You're closing off to me and showing no emotion, I'll never give up on you.
The song you used to sing is swimming in distortion, I'll never give up on you.
I can't save you from all the things I've put you through or change who you are because of me, I just hate the things about myself I see in you.
It's hard to tell if this is you or my reflection, I'll never give up on you.
This negativity is not the right direction, I'll never give up on you.
I can't save you from all the things I put you through or change who you are because of me, I just hate the things about myself I see in you.
Push the anger out, don’t let it have your soul, listen to me now, don’t ever lose control.

O'LORD

O Lord save me from my own abuse, o Lord help me to see the truth, I've been blind for so many years, o Lord.
O Lord help me be a better man, o Lord please help me understand why we all must hurt like this, o Lord.
Hard to keep the faith while falling, hard to see your face while crawling, hard to keep the faith while falling down with no one around.
O Lord help me to control my rage, o Lord tell me it's not too late, I've been angry for way too long, o Lord.

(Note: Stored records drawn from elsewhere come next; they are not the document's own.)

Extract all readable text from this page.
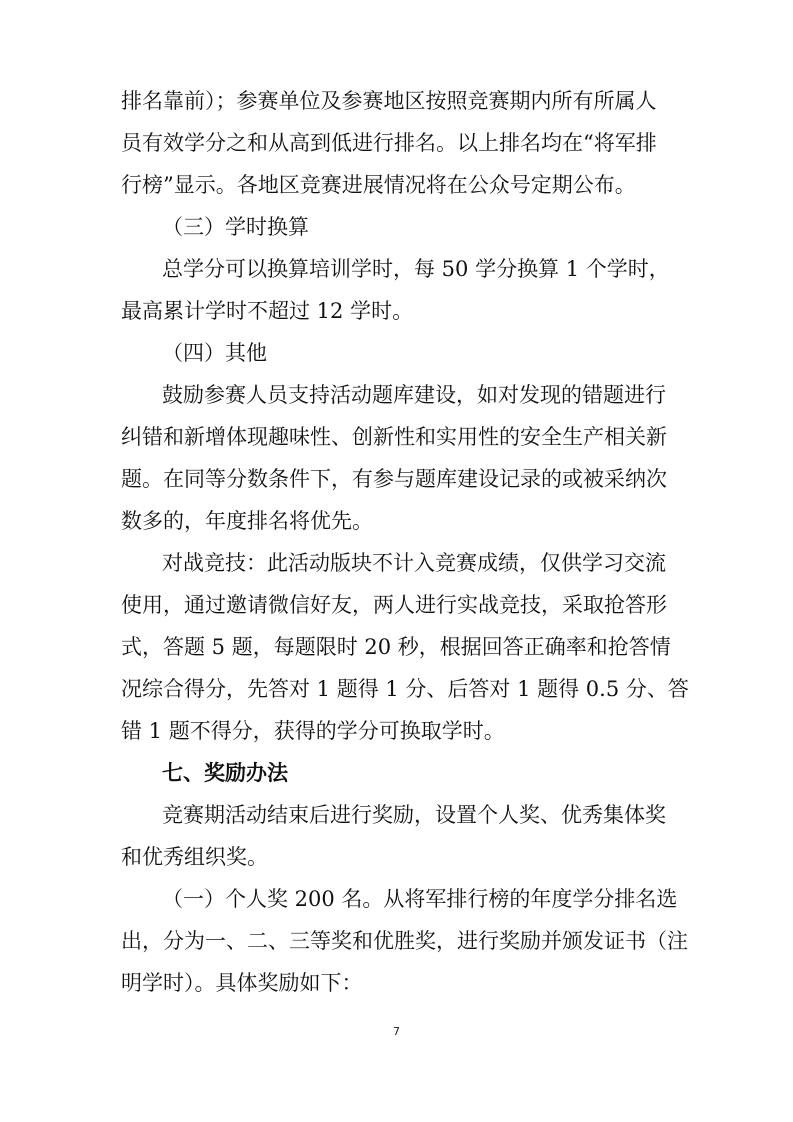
排名靠前）；参赛单位及参赛地区按照竞赛期内所有所属人
员有效学分之和从高到低进行排名。以上排名均在“将军排
行榜”显示。各地区竞赛进展情况将在公众号定期公布。
（三）学时换算
总学分可以换算培训学时，每 50 学分换算 1 个学时，
最高累计学时不超过 12 学时。
（四）其他
鼓励参赛人员支持活动题库建设，如对发现的错题进行
纠错和新增体现趣味性、创新性和实用性的安全生产相关新
题。在同等分数条件下，有参与题库建设记录的或被采纳次
数多的，年度排名将优先。
对战竞技：此活动版块不计入竞赛成绩，仅供学习交流
使用，通过邀请微信好友，两人进行实战竞技，采取抢答形
式，答题 5 题，每题限时 20 秒，根据回答正确率和抢答情
况综合得分，先答对 1 题得 1 分、后答对 1 题得 0.5 分、答
错 1 题不得分，获得的学分可换取学时。
七、奖励办法
竞赛期活动结束后进行奖励，设置个人奖、优秀集体奖
和优秀组织奖。
（一）个人奖 200 名。从将军排行榜的年度学分排名选
出，分为一、二、三等奖和优胜奖，进行奖励并颁发证书（注
明学时）。具体奖励如下：
7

O God help me get my head on straight, o God take all this booze away, I've been locked in a drunken haze, o Lord.
Hard to keep the faith while falling, hard to see your face while crawling, hard to keep the faith while falling down with no one around.
Doing this alone is not working out, bruised and broken bones are keeping me down, I need some direction, I need it right now, I'm falling down.